Beyond [CLS] Token: Query-Driven Token-Level Forgery Purification for Generalizable Deepfake Detection
Abstract
We revisit the feature learning process of state-of-the-art deepfake detectors that leverage ViT-based vision foundation models and discover that the [\texttt{CLS}] token, commonly adopted for detection, suffers from the Pre-trained Information Bias (PIB), \textit{i.e.}, it tends to mainly focus on global semantics due to the knowledge dominated by pre-trained model parameters, while struggling to emphasize subtle local forgery cues. To overcome this limitation, one potential way is incorporating the token-level features to reform a new detection-specific token. To this end, we propose Query-Driven Token-Level Forgery Purification (QTFP) framework enabling the model to better capture local forgery traces without losing useful pre-trained prior. Specifically, we first introduce randomly initialized, learnable query tokens independent of the backbone and prior knowledge, which can effectively aggregate multi-patch evidence into a global token for detection.
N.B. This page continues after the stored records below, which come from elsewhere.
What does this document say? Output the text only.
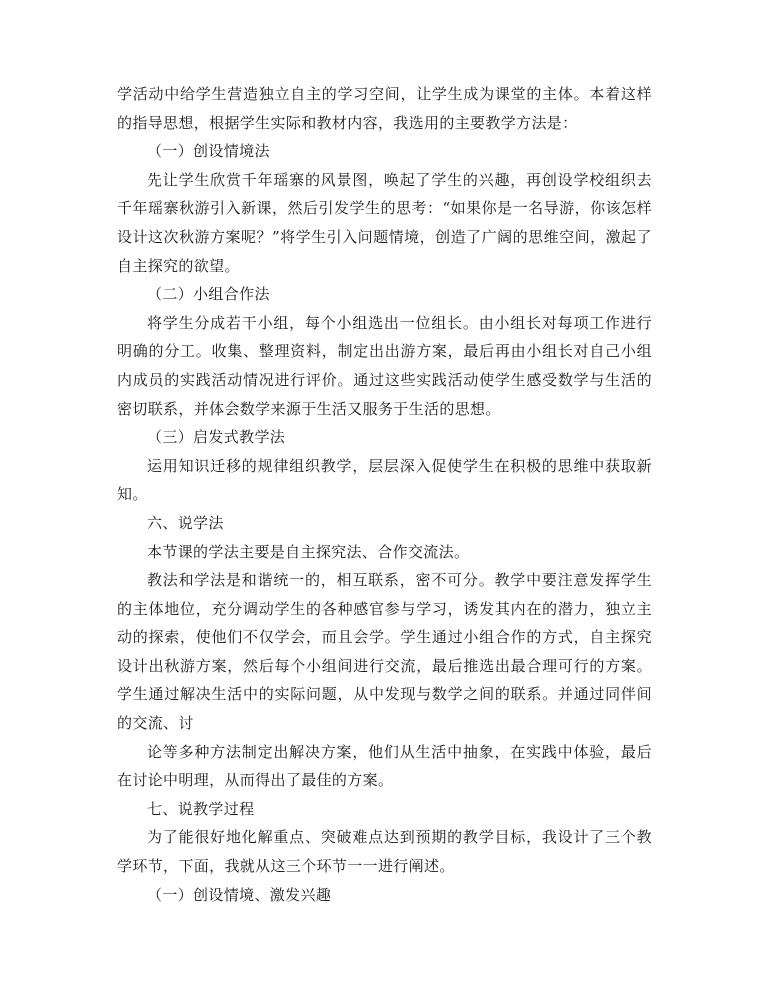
学活动中给学生营造独立自主的学习空间，让学生成为课堂的主体。本着这样的指导思想，根据学生实际和教材内容，我选用的主要教学方法是：

（一）创设情境法

先让学生欣赏千年瑶寨的风景图，唤起了学生的兴趣，再创设学校组织去千年瑶寨秋游引入新课，然后引发学生的思考：“如果你是一名导游，你该怎样设计这次秋游方案呢？”将学生引入问题情境，创造了广阔的思维空间，激起了自主探究的欲望。

（二）小组合作法

将学生分成若干小组，每个小组选出一位组长。由小组长对每项工作进行明确的分工。收集、整理资料，制定出出游方案，最后再由小组长对自己小组内成员的实践活动情况进行评价。通过这些实践活动使学生感受数学与生活的密切联系，并体会数学来源于生活又服务于生活的思想。

（三）启发式教学法

运用知识迁移的规律组织教学，层层深入促使学生在积极的思维中获取新知。

六、说学法

本节课的学法主要是自主探究法、合作交流法。

教法和学法是和谐统一的，相互联系，密不可分。教学中要注意发挥学生的主体地位，充分调动学生的各种感官参与学习，诱发其内在的潜力，独立主动的探索，使他们不仅学会，而且会学。学生通过小组合作的方式，自主探究设计出秋游方案，然后每个小组间进行交流，最后推选出最合理可行的方案。学生通过解决生活中的实际问题，从中发现与数学之间的联系。并通过同伴间的交流、讨

论等多种方法制定出解决方案，他们从生活中抽象，在实践中体验，最后在讨论中明理，从而得出了最佳的方案。

七、说教学过程

为了能很好地化解重点、突破难点达到预期的教学目标，我设计了三个教学环节，下面，我就从这三个环节一一进行阐述。

（一）创设情境、激发兴趣
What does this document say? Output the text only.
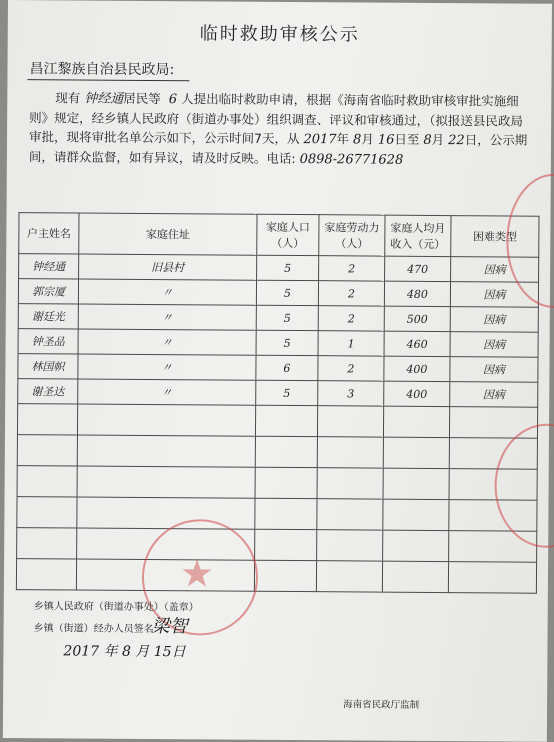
临时救助审核公示
昌江黎族自治县民政局:
现有 钟经通居民等 6 人提出临时救助申请，根据《海南省临时救助审核审批实施细则》规定，经乡镇人民政府（街道办事处）组织调查、评议和审核通过，（拟报送县民政局审批，现将审批名单公示如下，公示时间7天，从 2017年 8月 16日至 8月 22日，公示期间，请群众监督，如有异议，请及时反映。电话: 0898-26771628
户主姓名	家庭住址	家庭人口（人）	家庭劳动力（人）	家庭人均月收入（元）	困难类型
钟经通	旧县村	5	2	470	因病
郭宗厦	〃	5	2	480	因病
谢廷光	〃	5	2	500	因病
钟圣品	〃	5	1	460	因病
林国帜	〃	6	2	400	因病
谢圣达	〃	5	3	400	因病

★
乡镇人民政府（街道办事处）（盖章）
乡镇（街道）经办人员签名:
梁智
2017 年 8 月 15日
海南省民政厅监制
To make query tokens focusing on meaningful regions, we propose a theoretical fake-likelihood contrastive learning loss, which employs a weighting strategy to highlight significant fake regions while diminishing the impact of real-like patches. Using SNR theory, we verify that the designed weight is both reliable and informative. To further maintain useful authentic information, a real-attention alignment constraint is applied to query tokens. These designs go beyond relying solely on the [\texttt{CLS}] token by jointly reorganizing real and fake information across all tokens, which successfully enhance detector robustness. Extensive experiments on diverse datasets demonstrate the effectiveness of our method.